Never heard of it? That's because it had no real chance against the well-funded copyright lawyers for magazines such as Cosmopolitan and Vogue, which still sell so many ads their tables of contents often don't start until page 47.

The app

But fear not, advocates of progress, for now there is Flipboard (free; iPhone, iPad), a smartphone app that repackages your favourite parts of the internet into a digital e-pub built just for you. Available for some time on the iPad platform, Flipboard was just relaunched for the iPhone. In both versions, it serves up everything you're interested in, from politics to Facebook updates to Heidi Klum's relationship woes, in a simple, let-your-thumb-or-index-finger do-the-perursing format.

The details

Once you download the app, Flipboard walks you through some basic topics (politics, fashion, sports), letting you pick and choose your favourites. After that, you can also click the bookmark in the top left and search for more specific areas of interest (Roger Federer, gadgets, Elle magazine).

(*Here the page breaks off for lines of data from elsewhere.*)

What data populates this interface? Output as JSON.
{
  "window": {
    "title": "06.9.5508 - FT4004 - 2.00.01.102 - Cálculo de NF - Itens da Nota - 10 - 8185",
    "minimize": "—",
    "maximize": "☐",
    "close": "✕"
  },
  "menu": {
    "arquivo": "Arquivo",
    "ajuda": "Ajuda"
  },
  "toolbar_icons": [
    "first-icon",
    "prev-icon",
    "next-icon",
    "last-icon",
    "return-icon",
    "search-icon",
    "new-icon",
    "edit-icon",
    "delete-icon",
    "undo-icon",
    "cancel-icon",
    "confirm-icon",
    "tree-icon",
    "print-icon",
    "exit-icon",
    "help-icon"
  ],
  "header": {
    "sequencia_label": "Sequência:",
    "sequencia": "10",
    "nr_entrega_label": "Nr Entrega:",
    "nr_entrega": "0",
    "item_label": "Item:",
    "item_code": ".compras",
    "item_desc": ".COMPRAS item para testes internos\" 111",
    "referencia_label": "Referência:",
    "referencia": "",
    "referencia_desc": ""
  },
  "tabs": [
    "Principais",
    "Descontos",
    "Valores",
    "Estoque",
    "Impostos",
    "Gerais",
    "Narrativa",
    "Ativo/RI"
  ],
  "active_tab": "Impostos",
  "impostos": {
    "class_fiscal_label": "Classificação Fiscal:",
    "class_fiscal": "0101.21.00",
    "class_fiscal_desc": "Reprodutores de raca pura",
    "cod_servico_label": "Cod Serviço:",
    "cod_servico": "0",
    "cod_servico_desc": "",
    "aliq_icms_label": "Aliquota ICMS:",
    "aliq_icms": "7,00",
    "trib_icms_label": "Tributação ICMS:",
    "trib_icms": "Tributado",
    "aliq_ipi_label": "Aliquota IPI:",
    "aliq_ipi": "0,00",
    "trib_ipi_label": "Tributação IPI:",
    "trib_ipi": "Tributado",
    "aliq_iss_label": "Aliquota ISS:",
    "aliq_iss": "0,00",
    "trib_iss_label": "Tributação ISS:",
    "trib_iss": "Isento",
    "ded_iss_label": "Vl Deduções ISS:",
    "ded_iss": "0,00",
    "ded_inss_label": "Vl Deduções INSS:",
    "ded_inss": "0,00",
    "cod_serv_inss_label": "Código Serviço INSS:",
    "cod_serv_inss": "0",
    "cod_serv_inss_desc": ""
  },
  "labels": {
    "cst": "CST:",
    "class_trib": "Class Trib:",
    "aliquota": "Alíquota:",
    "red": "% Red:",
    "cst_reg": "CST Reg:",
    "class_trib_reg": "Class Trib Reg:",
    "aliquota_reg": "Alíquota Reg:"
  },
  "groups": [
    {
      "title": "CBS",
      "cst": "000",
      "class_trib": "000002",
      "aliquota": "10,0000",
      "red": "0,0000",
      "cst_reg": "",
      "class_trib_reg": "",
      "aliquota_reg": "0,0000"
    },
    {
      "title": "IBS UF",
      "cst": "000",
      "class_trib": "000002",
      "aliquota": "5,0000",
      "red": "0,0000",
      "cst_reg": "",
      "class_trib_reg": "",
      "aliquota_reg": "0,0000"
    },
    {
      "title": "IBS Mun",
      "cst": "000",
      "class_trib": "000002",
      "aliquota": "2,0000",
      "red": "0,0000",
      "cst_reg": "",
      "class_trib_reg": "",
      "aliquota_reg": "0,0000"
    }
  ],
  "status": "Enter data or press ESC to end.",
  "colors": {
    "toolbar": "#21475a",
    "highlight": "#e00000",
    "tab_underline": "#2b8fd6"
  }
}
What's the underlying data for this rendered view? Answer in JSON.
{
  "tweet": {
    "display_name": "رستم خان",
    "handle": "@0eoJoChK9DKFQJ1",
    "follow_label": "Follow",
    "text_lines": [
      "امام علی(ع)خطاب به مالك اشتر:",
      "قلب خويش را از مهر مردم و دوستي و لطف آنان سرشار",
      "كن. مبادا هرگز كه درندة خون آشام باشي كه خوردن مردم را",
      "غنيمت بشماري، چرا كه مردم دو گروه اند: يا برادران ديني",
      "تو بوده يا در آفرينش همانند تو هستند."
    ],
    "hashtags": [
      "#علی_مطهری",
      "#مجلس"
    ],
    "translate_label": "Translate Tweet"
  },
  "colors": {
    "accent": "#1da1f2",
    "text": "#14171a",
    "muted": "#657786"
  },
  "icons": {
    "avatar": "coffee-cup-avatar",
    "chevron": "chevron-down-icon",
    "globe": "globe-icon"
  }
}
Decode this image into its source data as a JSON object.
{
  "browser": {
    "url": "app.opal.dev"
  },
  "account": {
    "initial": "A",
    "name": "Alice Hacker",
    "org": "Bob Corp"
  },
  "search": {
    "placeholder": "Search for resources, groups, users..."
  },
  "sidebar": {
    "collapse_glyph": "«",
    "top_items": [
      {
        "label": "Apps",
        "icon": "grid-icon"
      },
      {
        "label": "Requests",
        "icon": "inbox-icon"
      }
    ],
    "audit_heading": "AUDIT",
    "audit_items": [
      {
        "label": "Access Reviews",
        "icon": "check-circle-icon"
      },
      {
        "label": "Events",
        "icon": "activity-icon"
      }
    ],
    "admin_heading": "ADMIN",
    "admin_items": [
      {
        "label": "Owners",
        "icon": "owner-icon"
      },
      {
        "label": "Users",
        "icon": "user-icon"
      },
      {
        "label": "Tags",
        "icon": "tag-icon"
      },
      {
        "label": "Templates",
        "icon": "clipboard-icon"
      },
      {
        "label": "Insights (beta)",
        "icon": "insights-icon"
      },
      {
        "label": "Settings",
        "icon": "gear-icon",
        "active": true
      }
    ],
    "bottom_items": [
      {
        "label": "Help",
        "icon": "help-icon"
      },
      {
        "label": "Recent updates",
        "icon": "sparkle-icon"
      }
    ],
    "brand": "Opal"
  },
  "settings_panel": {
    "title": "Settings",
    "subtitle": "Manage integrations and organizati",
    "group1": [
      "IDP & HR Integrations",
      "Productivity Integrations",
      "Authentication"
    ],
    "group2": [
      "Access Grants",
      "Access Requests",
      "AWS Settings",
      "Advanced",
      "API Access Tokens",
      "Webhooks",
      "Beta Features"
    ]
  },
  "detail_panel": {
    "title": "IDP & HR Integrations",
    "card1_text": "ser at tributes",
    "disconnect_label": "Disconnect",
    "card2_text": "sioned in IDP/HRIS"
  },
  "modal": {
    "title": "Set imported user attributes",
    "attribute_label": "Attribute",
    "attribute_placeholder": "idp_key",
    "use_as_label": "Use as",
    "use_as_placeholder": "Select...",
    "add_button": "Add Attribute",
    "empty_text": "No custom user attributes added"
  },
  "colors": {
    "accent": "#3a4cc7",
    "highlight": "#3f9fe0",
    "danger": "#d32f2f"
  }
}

After that, whenever you turn on Flipboard, it will have new picture-friendly "cover stories" waiting for you, enticing you to check in on your friends, favourite bands or latest movies. Once you click a subject, a "lead story" appears that you can either click on for more info, or "flip" from using your thumb, which takes you to another repackaged Web item on the same subject.

Finally, there's a simple solution to transition us from the waning age of print to the golden age of online. It has some obvious form-factor limitations, especially on the iPhone. But unlike its evolutionary predecessors, Flipboard has legs.